The Role of Value-Informed Pricing in Market-Oriented Product Innovation Management Ingenbleek Paul T. M.; Frambach Ruud T.; Verhallen Theo M. M. JOURNAL OF PRODUCT INNOVATION MANAGEMENT DEC 2010 (Web of Science)
Although the positive effect of a market orientation on new product success is widely
accepted and the market orientation literature has increased its understanding of how a market
orientation leads to performance, the extant literature has overlooked the role of value-informed
pricing in the relationship. Value-informed pricing is a pricing practice in which the decision
makers base the price of the new product on the customers' perceptions of the benefits that the
product offers and how these benefits are traded by customers against the price (that has yet to be
determined). Considering that pricing mistakes may hit hard on the profitability of product
innovations, it is important to firms to have a good understanding of its role. This study develops a
framework in which value-informed pricing is integrated in the relationship between market
orientation and new product performance. A distinction is made between customer and competitor
orientations, and relative product advantage is also included in the conceptual model. The model is
tested on data obtained from managers based on a cross sectional sample of 144 firms. The
respondents were involved in a decision-making process of the pricing of a new product. The model
is tested using structural equations modeling. The results show that value-informed pricing has a
strong effect on new product performance. It also reveals that each component of a market
orientation fulfills a specific role in a market-oriented organization. Value-informed pricing is
found to have important mediating effects in the market orientation-new product performance
relationship. Results show that firms with a strong customer orientation engage in value-informed
pricing and develop superior benefits to customers in an advantageous product. In turn, both value-
informed pricing and relative product advantage positively affect new product market performance.
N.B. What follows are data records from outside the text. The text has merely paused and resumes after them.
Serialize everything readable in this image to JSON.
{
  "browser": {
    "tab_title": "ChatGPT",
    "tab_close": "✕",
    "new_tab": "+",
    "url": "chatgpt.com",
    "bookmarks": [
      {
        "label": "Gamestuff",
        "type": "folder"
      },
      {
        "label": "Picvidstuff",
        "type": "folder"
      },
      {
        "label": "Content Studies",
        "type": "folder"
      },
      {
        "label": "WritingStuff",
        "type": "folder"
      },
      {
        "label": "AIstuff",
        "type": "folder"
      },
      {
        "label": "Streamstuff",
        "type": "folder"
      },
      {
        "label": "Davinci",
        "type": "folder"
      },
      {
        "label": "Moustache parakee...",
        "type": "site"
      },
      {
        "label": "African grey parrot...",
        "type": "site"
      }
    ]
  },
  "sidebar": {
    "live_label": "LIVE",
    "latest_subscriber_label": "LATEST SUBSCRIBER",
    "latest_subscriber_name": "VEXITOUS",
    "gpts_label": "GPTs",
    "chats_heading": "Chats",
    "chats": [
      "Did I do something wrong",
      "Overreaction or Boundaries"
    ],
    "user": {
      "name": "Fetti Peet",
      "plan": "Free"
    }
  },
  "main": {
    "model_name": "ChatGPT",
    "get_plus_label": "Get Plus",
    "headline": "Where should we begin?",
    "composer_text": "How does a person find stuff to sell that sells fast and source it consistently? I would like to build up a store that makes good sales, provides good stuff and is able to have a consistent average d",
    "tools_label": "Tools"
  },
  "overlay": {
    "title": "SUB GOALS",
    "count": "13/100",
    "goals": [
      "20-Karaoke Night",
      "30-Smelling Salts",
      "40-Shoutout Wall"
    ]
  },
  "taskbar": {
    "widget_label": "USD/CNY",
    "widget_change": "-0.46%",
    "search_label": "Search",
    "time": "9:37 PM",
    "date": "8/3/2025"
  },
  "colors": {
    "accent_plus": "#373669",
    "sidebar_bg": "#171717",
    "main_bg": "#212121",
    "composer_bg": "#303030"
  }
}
However, no significant effect of competitor orientation on value-informed pricing is found.
Combined with the finding that competitor orientation negatively affects relative product advantage,
this suggests that competitor orientation may hurt new product performance when this orientation is
not balanced with a strong customer orientation. The results also portray that value-informed
pricing leads to higher product advantage. Interestingly, this relation is contingent on the degree of
interfunctional coordination within the firm. This suggests that the relationship between market
orientation and new product performance is strongest if firms integrate value-informed pricing in
the new product development process. In this sense, a market-oriented firm mirrors the customer
value perception that makes a trade-off between benefits and price.